John M. Palmer and the Gold Democrats
On this day in 1817, John M. Palmer was born. He was a key figure in the"last stand" of classical liberalism as a political movement in the nineteenth century. When the Democratic Party, repudiated Grover Cleveland, a defender of the gold standard, freer trade, and anti-imperialism, many of his followers formed a new third party, the National (Gold) Democrats . The party nominated Palmer as its standardbearer.
Since he began his political career in the 1840s, Palmer had been a Jacksonian Democrat, Free Soil Democrat, antislavery Republican, Union general and governor of Illinois. His vice presidential nominee was another Civil War general (this time for the Confederacy), former Governor Simon Bolivar Buckner of Kentucky.

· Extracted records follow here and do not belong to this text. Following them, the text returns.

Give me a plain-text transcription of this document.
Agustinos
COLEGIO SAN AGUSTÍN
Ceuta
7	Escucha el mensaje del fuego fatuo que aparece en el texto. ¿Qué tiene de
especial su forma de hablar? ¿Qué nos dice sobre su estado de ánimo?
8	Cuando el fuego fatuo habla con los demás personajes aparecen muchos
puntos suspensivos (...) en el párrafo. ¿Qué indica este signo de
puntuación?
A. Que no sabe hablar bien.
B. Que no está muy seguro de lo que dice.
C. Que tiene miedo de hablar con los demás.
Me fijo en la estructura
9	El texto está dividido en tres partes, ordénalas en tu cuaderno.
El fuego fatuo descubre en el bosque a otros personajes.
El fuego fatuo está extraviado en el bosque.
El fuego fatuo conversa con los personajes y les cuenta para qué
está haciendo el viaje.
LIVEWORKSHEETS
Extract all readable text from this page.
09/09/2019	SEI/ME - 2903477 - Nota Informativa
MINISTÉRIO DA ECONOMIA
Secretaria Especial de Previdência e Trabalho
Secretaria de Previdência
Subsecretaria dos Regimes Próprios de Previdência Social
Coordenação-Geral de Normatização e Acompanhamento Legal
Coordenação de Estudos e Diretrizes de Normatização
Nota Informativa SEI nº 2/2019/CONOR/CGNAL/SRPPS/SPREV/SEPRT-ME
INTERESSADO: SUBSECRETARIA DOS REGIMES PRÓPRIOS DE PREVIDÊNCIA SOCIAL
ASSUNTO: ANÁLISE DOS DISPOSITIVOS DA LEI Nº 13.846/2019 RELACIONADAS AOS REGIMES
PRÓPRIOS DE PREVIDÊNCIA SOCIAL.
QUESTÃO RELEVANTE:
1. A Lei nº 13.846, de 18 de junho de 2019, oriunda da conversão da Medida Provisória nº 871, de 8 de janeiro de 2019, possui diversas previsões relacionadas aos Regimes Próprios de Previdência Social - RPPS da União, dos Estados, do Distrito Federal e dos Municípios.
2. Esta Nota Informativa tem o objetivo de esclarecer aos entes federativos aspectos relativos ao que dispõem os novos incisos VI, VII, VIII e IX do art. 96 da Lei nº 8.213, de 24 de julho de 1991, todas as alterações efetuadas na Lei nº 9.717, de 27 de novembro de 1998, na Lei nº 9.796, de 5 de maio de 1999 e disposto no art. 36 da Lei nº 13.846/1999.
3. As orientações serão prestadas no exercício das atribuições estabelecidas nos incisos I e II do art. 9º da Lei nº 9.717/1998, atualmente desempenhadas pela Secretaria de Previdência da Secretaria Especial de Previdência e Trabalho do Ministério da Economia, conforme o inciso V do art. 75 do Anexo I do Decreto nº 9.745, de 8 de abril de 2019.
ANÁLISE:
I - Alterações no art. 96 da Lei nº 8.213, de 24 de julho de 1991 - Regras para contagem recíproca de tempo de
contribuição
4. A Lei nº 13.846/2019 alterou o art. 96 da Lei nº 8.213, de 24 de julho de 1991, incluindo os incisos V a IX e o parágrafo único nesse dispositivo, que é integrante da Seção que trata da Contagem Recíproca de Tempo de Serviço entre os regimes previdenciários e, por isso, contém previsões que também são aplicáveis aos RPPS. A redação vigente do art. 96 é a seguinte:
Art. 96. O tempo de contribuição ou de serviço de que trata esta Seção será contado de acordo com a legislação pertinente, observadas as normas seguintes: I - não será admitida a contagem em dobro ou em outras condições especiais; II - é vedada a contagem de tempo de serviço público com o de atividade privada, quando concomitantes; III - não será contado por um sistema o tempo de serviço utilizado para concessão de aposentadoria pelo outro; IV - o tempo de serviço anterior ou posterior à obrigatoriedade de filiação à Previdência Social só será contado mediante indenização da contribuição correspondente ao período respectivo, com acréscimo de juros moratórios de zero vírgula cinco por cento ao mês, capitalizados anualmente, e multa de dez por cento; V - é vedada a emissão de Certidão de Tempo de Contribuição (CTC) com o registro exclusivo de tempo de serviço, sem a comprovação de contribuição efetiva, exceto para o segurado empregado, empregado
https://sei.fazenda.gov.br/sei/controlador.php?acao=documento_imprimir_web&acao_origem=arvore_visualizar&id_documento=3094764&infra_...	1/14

The choice of the new party’s name was more than coincidental. The NDP (more widely known as the Gold Democrats) had been founded by disenchanted Democrats as a means to preserve the ideals of Thomas Jefferson and Grover Cleveland. In its first official statement, the executive committee of the NDP accused the Democratic Party of forsaking this tradition by nominating William Jennings Bryan for president.

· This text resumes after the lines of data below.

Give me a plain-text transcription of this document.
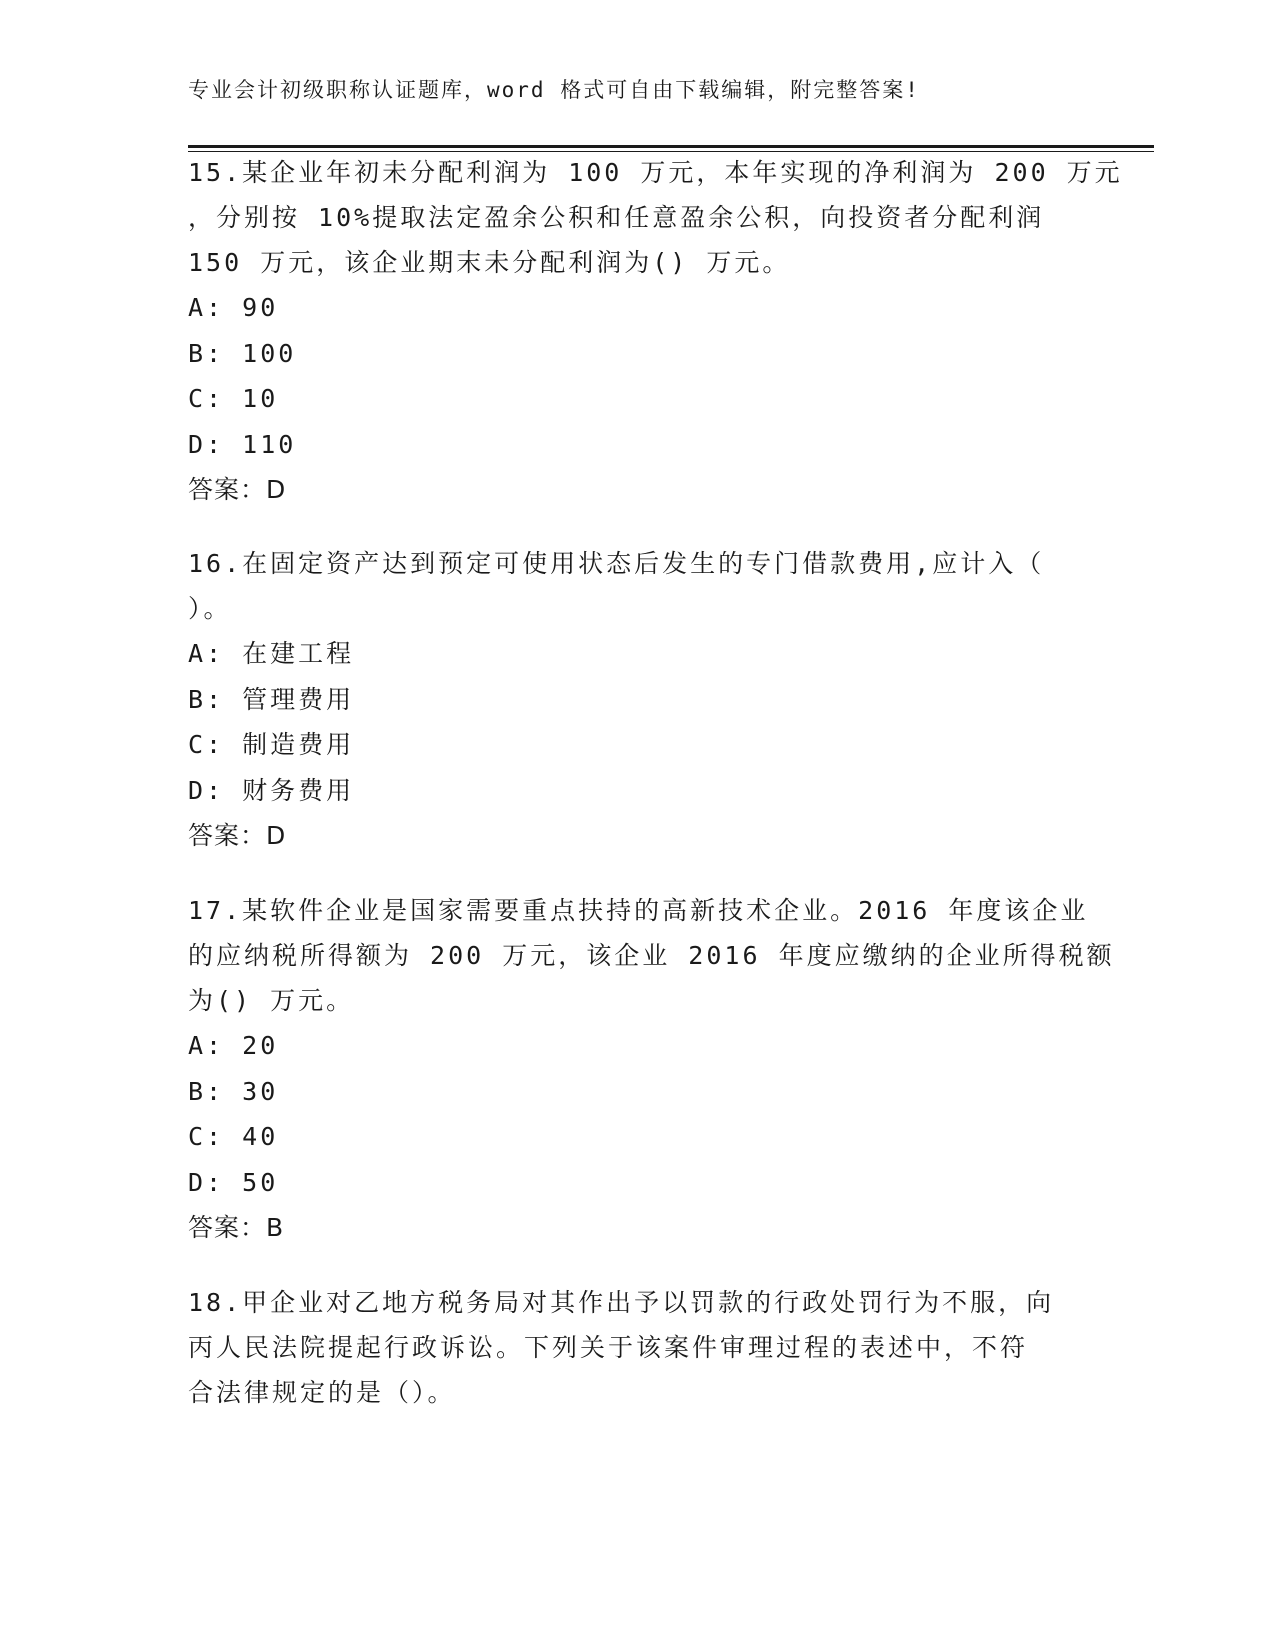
专业会计初级职称认证题库，word 格式可自由下载编辑，附完整答案!
15.某企业年初未分配利润为 100 万元，本年实现的净利润为 200 万元
，分别按 10%提取法定盈余公积和任意盈余公积，向投资者分配利润
150 万元，该企业期末未分配利润为() 万元。
A: 90
B: 100
C: 10
D: 110
答案：D
16.在固定资产达到预定可使用状态后发生的专门借款费用,应计入（
）。
A: 在建工程
B: 管理费用
C: 制造费用
D: 财务费用
答案：D
17.某软件企业是国家需要重点扶持的高新技术企业。2016 年度该企业
的应纳税所得额为 200 万元，该企业 2016 年度应缴纳的企业所得税额
为() 万元。
A: 20
B: 30
C: 40
D: 50
答案：B
18.甲企业对乙地方税务局对其作出予以罚款的行政处罚行为不服，向
丙人民法院提起行政诉讼。下列关于该案件审理过程的表述中，不符
合法律规定的是（）。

For more than a century, it declared, the Democrats had believed “in the ability of every individual, unassisted, if unfettered by law, to achieve his own happiness” and had upheld his “right and opportunity peaceably to pursue whatever course of conduct he would, provided such conduct deprived no other individual of the equal enjoyment of the same right and opportunity. [They] stood for freedom of speech, freedom of conscience, freedom of trade, and freedom of contract, all of which are implied by the century-old battle-cry of the Democratic party, ‘Individual Liberty’” The party criticized both the inflationist policies of the Democrats and the protectionism of the Republicans.